The evidence trail pointing toward Cohen includes the mention of Martoma speaking to the "hedge fund owner" about the illegal stock trades.

It also includes the fact that CR Intrinsic Investors is an affiliate of SAC and was named as a defendant in the SEC case. Intrinsic also shares the same address with SAC, adds Jack Sylvia, co-chair of the securities litigation practice at Mintz Levin.

While Sylvia notes that "there is nothing in the complaint that states that the person Martoma is alleged to have provided the information to was aware the information was non-public or aware of the source of the information, ... the fact that Steven Cohen owns SAC (leads to the) inference that Cohen is the hedge fund owner referenced" in the complaint.

Adds Jacob Frenkel, head of the securities enforcement practice at Shulman Rogers, "The wording of the charges suggests strongly that there still are other targets inside the hedge funds and expert networks, whom the government has not charged yet."

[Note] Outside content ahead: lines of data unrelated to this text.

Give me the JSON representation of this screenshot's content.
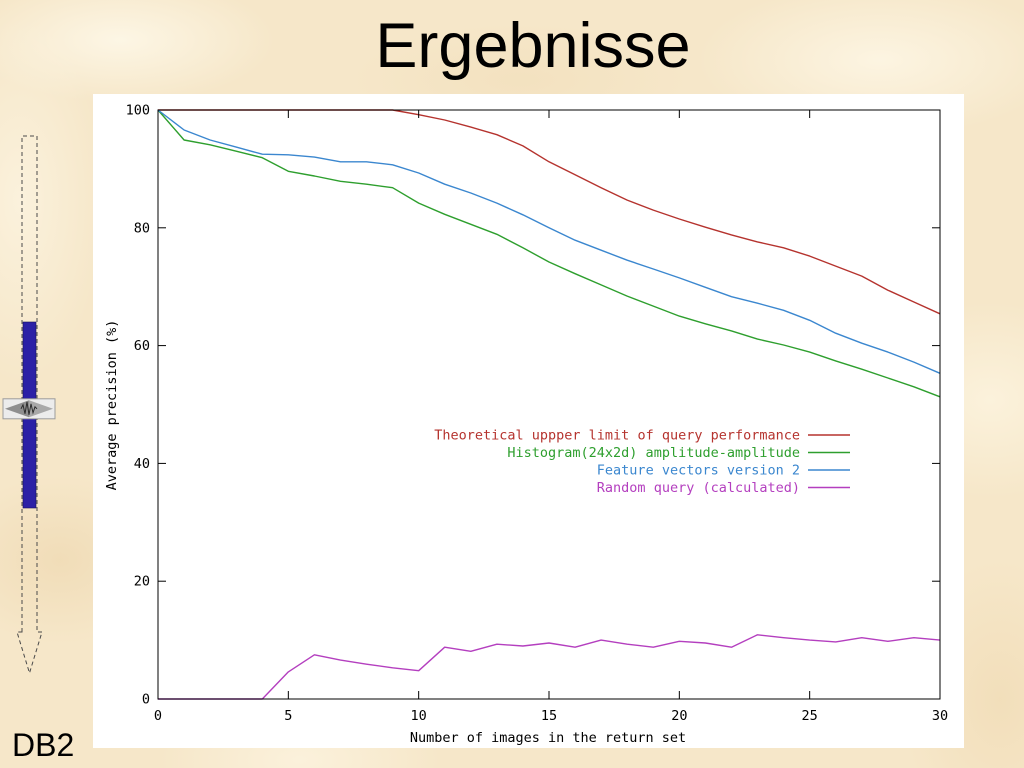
{
  "slide": {
    "title": "Ergebnisse",
    "footer_label": "DB2",
    "background_color": "#f6e7c9"
  },
  "icons": {
    "progress_arrow": "dashed-down-arrow-icon",
    "progress_thumb": "slider-thumb-icon"
  },
  "progress_indicator": {
    "fill_color": "#2b20a6",
    "filled_from": 0.375,
    "filled_to": 0.75,
    "slider_level": 0.55
  },
  "chart_data": {
    "type": "line",
    "xlabel": "Number of images in the return set",
    "ylabel": "Average precision (%)",
    "xlim": [
      0,
      30
    ],
    "ylim": [
      0,
      100
    ],
    "xticks": [
      0,
      5,
      10,
      15,
      20,
      25,
      30
    ],
    "yticks": [
      0,
      20,
      40,
      60,
      80,
      100
    ],
    "grid": false,
    "legend_position": "right",
    "x": [
      0,
      1,
      2,
      3,
      4,
      5,
      6,
      7,
      8,
      9,
      10,
      11,
      12,
      13,
      14,
      15,
      16,
      17,
      18,
      19,
      20,
      21,
      22,
      23,
      24,
      25,
      26,
      27,
      28,
      29,
      30
    ],
    "series": [
      {
        "name": "Theoretical uppper limit of query performance",
        "color": "#b5332e",
        "values": [
          100,
          100,
          100,
          100,
          100,
          100,
          100,
          100,
          100,
          100,
          99.2,
          98.3,
          97.1,
          95.8,
          93.9,
          91.2,
          89.0,
          86.8,
          84.7,
          83.0,
          81.5,
          80.1,
          78.8,
          77.6,
          76.6,
          75.2,
          73.5,
          71.8,
          69.4,
          67.4,
          65.4
        ]
      },
      {
        "name": "Histogram(24x2d) amplitude-amplitude",
        "color": "#2e9f2e",
        "values": [
          100,
          94.9,
          94.1,
          93.0,
          91.9,
          89.6,
          88.8,
          87.9,
          87.4,
          86.8,
          84.2,
          82.3,
          80.6,
          78.9,
          76.6,
          74.2,
          72.2,
          70.3,
          68.4,
          66.7,
          65.0,
          63.7,
          62.5,
          61.1,
          60.1,
          58.9,
          57.4,
          56.0,
          54.5,
          53.0,
          51.3
        ]
      },
      {
        "name": "Feature vectors version 2",
        "color": "#3b87cf",
        "values": [
          100,
          96.6,
          94.9,
          93.7,
          92.5,
          92.4,
          92.0,
          91.2,
          91.2,
          90.7,
          89.3,
          87.4,
          85.9,
          84.2,
          82.2,
          80.0,
          77.9,
          76.2,
          74.5,
          73.0,
          71.5,
          69.9,
          68.3,
          67.2,
          66.0,
          64.3,
          62.1,
          60.4,
          58.9,
          57.2,
          55.3
        ]
      },
      {
        "name": "Random query (calculated)",
        "color": "#b43fbf",
        "values": [
          0,
          0,
          0,
          0,
          0,
          4.6,
          7.5,
          6.6,
          5.9,
          5.3,
          4.8,
          8.8,
          8.1,
          9.3,
          9.0,
          9.5,
          8.8,
          10.0,
          9.3,
          8.8,
          9.8,
          9.5,
          8.8,
          10.9,
          10.4,
          10.0,
          9.7,
          10.4,
          9.8,
          10.4,
          10.0
        ]
      }
    ]
  }
}
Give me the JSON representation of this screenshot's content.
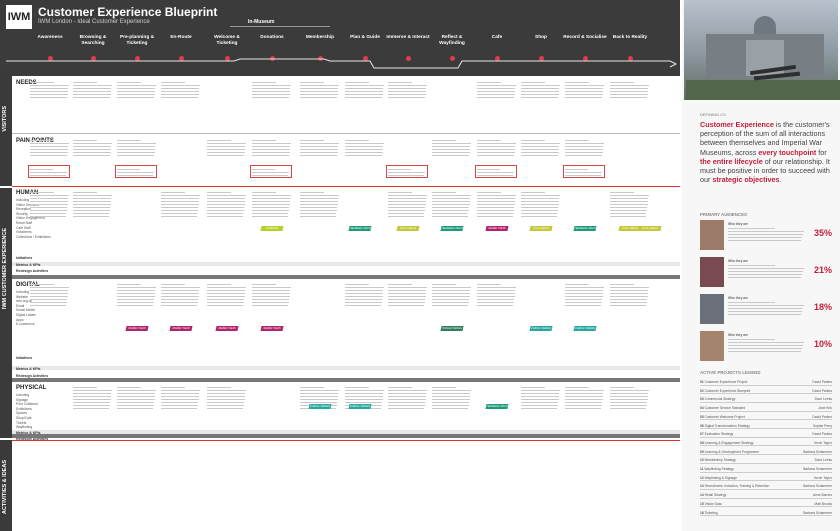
{
  "header": {
    "logo_text": "IWM",
    "title": "Customer Experience Blueprint",
    "subtitle": "IWM London - Ideal Customer Experience",
    "in_museum_label": "In-Museum",
    "stages": [
      "Awareness",
      "Browsing & Searching",
      "Pre-planning & Ticketing",
      "En-Route",
      "Welcome & Ticketing",
      "Donations",
      "Membership",
      "Plan & Guide",
      "Immerse & Interact",
      "Reflect & Wayfinding",
      "Cafe",
      "Shop",
      "Record & Socialise",
      "Back to Reality"
    ]
  },
  "left_tabs": {
    "visitors": "VISITORS",
    "iwm": "IWM CUSTOMER EXPERIENCE",
    "activities": "ACTIVITIES & IDEAS"
  },
  "rows": {
    "needs": "NEEDS",
    "pain_points": "PAIN POINTS",
    "human": "HUMAN",
    "human_sub": "Including\nVisitor Services\nReception\nSecurity\nVisitor Engagement\nRetail Staff\nCafe Staff\nVolunteers\nCollections / Exhibitions",
    "digital": "DIGITAL",
    "digital_sub": "Including\nWebsite\niwm.org.uk\nEmail\nSocial Media\nDigital Labels\nApps\nE-commerce",
    "physical": "PHYSICAL",
    "physical_sub": "Including\nSignage\nPrint Collateral\nExhibitions\nSpaces\nShop/Cafe\nTickets\nWayfinding",
    "initiatives": "Initiatives",
    "metrics": "Metrics & KPIs",
    "redesign": "Redesign Activities"
  },
  "tags": {
    "human": [
      "Gratitude",
      "Hardware Need",
      "Core Values",
      "Hardware Need",
      "Mobile Youth",
      "Core Values",
      "Hardware Need",
      "Core Values",
      "Core Values"
    ],
    "digital": [
      "Mobile Youth",
      "Mobile Youth",
      "Mobile Youth",
      "Mobile Youth",
      "School Visitors",
      "Culture Visitors",
      "Culture Visitors"
    ],
    "physical": [
      "Culture Visitors",
      "Culture Visitors",
      "Hardware Need"
    ]
  },
  "sidebar": {
    "defining_label": "DEFINING CX",
    "definition_parts": [
      "Customer Experience",
      " is the customer's perception of the sum of all interactions between themselves and Imperial War Museums, across ",
      "every touchpoint",
      " for ",
      "the entire lifecycle",
      " of our relationship. It must be positive in order to succeed with our ",
      "strategic objectives",
      "."
    ],
    "audiences_heading": "PRIMARY AUDIENCES",
    "audiences": [
      {
        "pct": "35%",
        "label": "Who they are"
      },
      {
        "pct": "21%",
        "label": "Who they are"
      },
      {
        "pct": "18%",
        "label": "Who they are"
      },
      {
        "pct": "10%",
        "label": "Who they are"
      }
    ],
    "legend_heading": "ACTIVE PROJECTS LEGEND",
    "legend": [
      {
        "num": "01",
        "name": "Customer Experience Project",
        "owner": "David Parkes"
      },
      {
        "num": "02",
        "name": "Customer Experience Blueprint",
        "owner": "David Parkes"
      },
      {
        "num": "03",
        "name": "Commercial Strategy",
        "owner": "Dave Leeks"
      },
      {
        "num": "04",
        "name": "Customer Service Standard",
        "owner": "Jane Kirk"
      },
      {
        "num": "05",
        "name": "Customer Welcome Project",
        "owner": "David Parkes"
      },
      {
        "num": "06",
        "name": "Digital Transformation Strategy",
        "owner": "Sophie Perry"
      },
      {
        "num": "07",
        "name": "Evaluation Strategy",
        "owner": "David Parkes"
      },
      {
        "num": "08",
        "name": "Learning & Engagement Strategy",
        "owner": "Kevin Taylor"
      },
      {
        "num": "09",
        "name": "Learning & Development Programme",
        "owner": "Barbara Scharmere"
      },
      {
        "num": "10",
        "name": "Membership Strategy",
        "owner": "Dave Leeks"
      },
      {
        "num": "11",
        "name": "Wayfinding Strategy",
        "owner": "Barbara Scharmere"
      },
      {
        "num": "12",
        "name": "Wayfinding & Signage",
        "owner": "Kevin Taylor"
      },
      {
        "num": "13",
        "name": "Recruitment, Induction, Training & Retention",
        "owner": "Barbara Scharmere"
      },
      {
        "num": "14",
        "name": "Retail Strategy",
        "owner": "Anne Barnes"
      },
      {
        "num": "15",
        "name": "Visitor Data",
        "owner": "Matt Brooks"
      },
      {
        "num": "16",
        "name": "Ticketing",
        "owner": "Barbara Scharmere"
      }
    ]
  }
}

FBI special agent-in-charge April Brooks said Tuesday's moves are the latest offensive in the FBI's "five-year campaign to root out insider trading at hedge funds and expert networking firms."

Since the crackdown on insider trading began, there have been more than 70 arrests, says Brooks. The biggest hedge fund titan to be ensnared in the multiyear probe was Raj Rajaratnam, the head of hedge fund group Galleon, who was found guilty in October 2011 and was sentenced to 11 years in prison."
http://www.usatoday.com/story/money/markets/2012/11/20/ny-feds-most-lucrative-insider-trading/1716799/


RE: OT: Massive hedge fund insider trading scandal - admin - 11-21-2012

This isn't at all surprising, although the surprising thing is authorities actually doing something about it. If it ends with these people paying a fine, even if it's hundreds of millions of dollars, it means litle to nothing to them. Going to jail is rather different though.

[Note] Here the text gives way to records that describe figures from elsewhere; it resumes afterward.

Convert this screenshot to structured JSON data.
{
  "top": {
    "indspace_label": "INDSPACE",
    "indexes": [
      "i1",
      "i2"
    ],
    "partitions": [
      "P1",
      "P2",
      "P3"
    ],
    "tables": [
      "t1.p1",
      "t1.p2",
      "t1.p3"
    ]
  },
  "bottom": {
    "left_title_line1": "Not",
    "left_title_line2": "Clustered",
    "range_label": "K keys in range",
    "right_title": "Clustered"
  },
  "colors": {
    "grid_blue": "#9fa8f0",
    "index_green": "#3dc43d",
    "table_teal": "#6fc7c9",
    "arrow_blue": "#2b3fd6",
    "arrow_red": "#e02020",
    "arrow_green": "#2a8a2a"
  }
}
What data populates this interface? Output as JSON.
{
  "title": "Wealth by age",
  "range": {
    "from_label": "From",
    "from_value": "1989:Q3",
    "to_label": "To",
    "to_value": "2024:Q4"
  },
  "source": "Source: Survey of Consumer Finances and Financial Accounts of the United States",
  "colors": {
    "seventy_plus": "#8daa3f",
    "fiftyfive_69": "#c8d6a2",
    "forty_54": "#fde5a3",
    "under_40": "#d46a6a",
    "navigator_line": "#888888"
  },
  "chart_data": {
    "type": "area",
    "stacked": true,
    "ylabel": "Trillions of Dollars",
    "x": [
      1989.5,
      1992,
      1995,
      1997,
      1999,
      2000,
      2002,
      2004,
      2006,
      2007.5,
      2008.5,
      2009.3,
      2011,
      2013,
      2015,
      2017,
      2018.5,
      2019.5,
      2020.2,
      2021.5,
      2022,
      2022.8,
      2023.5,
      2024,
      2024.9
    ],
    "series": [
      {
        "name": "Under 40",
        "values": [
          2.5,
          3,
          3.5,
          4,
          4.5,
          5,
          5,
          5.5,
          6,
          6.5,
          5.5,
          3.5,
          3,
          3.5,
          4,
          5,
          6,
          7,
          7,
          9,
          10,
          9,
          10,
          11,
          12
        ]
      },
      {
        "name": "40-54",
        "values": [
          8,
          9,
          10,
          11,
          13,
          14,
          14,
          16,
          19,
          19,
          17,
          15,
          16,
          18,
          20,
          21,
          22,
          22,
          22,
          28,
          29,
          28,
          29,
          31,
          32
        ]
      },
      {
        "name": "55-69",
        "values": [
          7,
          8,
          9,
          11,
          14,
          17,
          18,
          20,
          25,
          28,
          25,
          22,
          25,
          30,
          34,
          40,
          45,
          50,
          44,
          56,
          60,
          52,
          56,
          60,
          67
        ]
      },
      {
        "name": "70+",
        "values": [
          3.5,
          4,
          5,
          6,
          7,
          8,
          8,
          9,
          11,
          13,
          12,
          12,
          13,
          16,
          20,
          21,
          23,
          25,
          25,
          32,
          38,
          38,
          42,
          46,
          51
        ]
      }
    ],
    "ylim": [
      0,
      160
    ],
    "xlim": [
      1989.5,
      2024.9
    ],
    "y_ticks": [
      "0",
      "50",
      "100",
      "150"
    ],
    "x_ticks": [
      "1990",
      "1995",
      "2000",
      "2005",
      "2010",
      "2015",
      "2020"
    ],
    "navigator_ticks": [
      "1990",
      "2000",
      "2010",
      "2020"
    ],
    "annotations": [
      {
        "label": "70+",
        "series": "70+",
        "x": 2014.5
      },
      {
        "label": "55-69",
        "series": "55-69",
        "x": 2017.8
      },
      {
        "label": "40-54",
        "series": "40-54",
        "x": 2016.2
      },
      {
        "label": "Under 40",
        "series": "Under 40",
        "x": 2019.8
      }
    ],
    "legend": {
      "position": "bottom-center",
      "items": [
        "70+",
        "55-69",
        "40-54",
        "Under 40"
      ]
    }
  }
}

Considering the incredibly amount and complexity of information (and knowledge required to interpret it) that is behind a single company's stock price, opportunities for manipulation are rife.


RE: OT: Massive hedge fund insider trading scandal - trans - 11-21-2012

'admin' pid='13059' datel Wrote:This isn't at all surprising, although the surprising thing is authorities actually doing something about it. If it ends with these people paying a fine, even if it's hundreds of millions of dollars, it means litle to nothing to them. Going to jail is rather different though. Considering the incredibly amount and complexity of information (and knowledge required to interpret it) that is behind a single company's stock price, opportunities for manipulation are rife.

SAC and Steve Cohen are criminals......I've tracked him for a good while.  And the govt, has been after him for a while.   The street knowlegables  know all about Steve's antics.  He tried to corral controlling interest in Ameritrade and E-Trade, but the real reason was to have huge borrowing power for his shorting..  CR Intrengics and the Diamond are but just two of his accomplices.  I'm surprised someone hasn't really come after him physically. but google the guy and SAc Capital and see for yourself. Our action in IOC is quite similar to the way they do business....fwiw, imo




RE: OT: Massive hedge fund insider trading scandal - Palm - 11-21-2012

'TxPm' pid='13052' dateline='<a href="tel:1353467 Wrote:Let's be real does anyone honestly think Stevie Cohen is EVER going to be indicted much less charged? No way. Yet how much of that $275Mil profit you think went into Stevie's wallet? I'd be willing to guess at least 10%....$27.5 Mil not to shabby..

The last article I posted contradicts what you say. I remember people saying Raj would not be convicted; but he got 11 years. As for being charged, again read that last article. Attorneys well versed in these cases are saying the language of "The Hedge Fund Owner" indicates to them that more charges are coming against several people most likely, and one of them is likely to be whomever the SAC Hedge Fund Manager is.

Doesn't matter how long it takes to indict these people; to just worry about pps today and how it affects you is the wrong outlook. If these guys can be nailed, nail them with a solid case.